Der Betrug von allgemeinen Ordnungen liegt darin, die Ordnungen so zu formulieren, dass eigenen Interessen mehr erfüllt werden als andere Interessen. Das ist einfach möglich, da Menschen unterschiedliche Interessen haben und diese nicht gleich berücksichtigt werden können. Der Vorteil die Ordnungen zu formulieren liegt mindestens in der eigenen Emotion, dieses zu können. Meist gibt es zusätzliche Vorteile, weil die eigenen Interessen verwirklicht und die anderer unterdrückt werden.

Offensichtlich wird der Betrug, weil in allen allgemeinen Ordnungen für wenige Menschen Sonderregeln formuliert werden, damit sie die Ordnung definieren, anwenden und / oder durchsetzen dürfen. Ohne diese Sonderregeln wären die Ordnungen sinnlos, weil sich niemand daran halten bräuchte (wenn er nicht will). Entsprechend gelten also nicht für alle Menschen gleiche Regeln, obwohl genau das angeblich die Basis allgemeiner Ordnungen ist.

Motivation zu betrügen und den Betrug zu unterstützen

Menschen, die eigene Ordnungen definieren und anwenden, wollen sich nicht anpassen. Sie bilden sich ein, alles besser zu können. Gegen solche Menschen kann man sich nicht wehren, da sie stets uneinsichtig sind und skrupellos ihren Willen durchsetzen. Das offenbaren die vielen Versuche von Menschen, eigene Ordnungen über natürliche Ordnungen zu stellen. Mit ihnen wird inzwischen die ganze Natur auf der Erde aus dem Gleichgewicht gebracht: Es gibt nicht nur extremen Ungleichheiten zwischen Menschen, sondern die gesamte Umwelt ist massiv geschädigt und teilweise bereits zerstört.

Menschen missbrauchen mit allgemeinen Ordnungen ihren Verstand, um sich egoistische Vorteile gegenüber ihren Mitmenschen zu verschaffen, statt selbstlos anderen zu dienen, wie sie es meist vorgeben zu tun.
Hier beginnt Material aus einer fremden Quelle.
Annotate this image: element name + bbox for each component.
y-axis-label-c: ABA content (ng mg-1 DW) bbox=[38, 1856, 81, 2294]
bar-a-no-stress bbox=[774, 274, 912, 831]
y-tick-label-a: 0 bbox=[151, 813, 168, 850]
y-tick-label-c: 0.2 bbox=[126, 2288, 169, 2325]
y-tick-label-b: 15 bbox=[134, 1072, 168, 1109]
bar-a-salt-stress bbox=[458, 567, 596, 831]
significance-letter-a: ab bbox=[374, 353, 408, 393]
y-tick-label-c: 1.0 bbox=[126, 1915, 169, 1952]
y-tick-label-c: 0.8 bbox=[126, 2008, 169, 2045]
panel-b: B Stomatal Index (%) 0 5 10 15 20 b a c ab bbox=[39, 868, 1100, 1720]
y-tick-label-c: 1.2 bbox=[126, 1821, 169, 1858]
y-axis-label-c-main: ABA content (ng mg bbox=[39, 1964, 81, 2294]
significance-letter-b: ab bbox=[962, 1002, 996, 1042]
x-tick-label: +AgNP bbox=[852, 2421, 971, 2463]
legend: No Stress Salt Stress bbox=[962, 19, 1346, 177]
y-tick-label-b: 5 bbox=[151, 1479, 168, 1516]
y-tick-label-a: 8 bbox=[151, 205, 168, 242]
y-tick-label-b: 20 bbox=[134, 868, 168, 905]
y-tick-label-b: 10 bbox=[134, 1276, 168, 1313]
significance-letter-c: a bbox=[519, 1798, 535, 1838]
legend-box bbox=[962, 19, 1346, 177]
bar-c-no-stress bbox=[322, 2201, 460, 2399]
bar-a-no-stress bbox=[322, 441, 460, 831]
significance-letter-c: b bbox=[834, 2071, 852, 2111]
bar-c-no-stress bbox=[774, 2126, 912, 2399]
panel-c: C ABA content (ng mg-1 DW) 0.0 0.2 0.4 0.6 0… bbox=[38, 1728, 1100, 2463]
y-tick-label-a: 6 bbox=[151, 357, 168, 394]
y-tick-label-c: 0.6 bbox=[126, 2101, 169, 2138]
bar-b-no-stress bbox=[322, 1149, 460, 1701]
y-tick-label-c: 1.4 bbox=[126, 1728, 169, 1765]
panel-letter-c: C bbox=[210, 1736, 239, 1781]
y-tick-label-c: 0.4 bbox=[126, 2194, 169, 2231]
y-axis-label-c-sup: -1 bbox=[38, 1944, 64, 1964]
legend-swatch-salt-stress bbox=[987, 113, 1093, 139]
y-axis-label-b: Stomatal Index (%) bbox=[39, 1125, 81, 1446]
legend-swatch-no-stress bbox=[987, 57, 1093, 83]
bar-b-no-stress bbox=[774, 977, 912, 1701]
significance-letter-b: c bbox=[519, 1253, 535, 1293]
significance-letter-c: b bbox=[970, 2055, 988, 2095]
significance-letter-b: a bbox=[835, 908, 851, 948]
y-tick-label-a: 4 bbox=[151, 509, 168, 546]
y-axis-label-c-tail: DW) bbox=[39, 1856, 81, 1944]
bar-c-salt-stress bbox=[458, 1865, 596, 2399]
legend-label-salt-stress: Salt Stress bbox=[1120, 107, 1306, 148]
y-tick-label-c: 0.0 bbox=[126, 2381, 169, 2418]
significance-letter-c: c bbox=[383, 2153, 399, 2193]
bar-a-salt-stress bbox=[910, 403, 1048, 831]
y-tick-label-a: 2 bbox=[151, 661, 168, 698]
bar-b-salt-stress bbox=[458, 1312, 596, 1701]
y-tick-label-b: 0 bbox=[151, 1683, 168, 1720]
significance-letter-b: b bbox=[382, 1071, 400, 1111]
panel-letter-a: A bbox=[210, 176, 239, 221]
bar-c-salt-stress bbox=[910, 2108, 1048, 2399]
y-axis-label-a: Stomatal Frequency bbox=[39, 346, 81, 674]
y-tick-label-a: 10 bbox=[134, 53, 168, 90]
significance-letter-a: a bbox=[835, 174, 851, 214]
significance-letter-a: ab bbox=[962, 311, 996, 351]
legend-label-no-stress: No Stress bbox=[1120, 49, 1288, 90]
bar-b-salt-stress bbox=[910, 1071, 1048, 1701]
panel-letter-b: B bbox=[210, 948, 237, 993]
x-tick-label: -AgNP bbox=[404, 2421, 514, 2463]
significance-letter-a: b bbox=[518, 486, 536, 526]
Jeder Mensch, der sich an die von Menschen geschaffenen Ordnungen hält, unterstützt damit die Betrüger, die sie sich ausgedacht haben: Wenn sich Menschen nicht an diese Ordnungen halten würden, hätte auch niemand Vorteile von ihnen. Der Vorteil sich an sie zu befolgen liegt mindestens darin, nicht für ihre Missachtung bestraft zu werden. Aber die meisten Menschen hoffen, auch andere Nutzen durch die Ordnungen zu erhaschen. (Diese Hoffnung wird jedoch nur selten erfüllt, weil die Erfinder der Ordnungen meist schlauer sind und dieses verhindern.)

An diesem Betrug ändert auch nichts, weil sich heute fast alle Menschen daran beteiligen.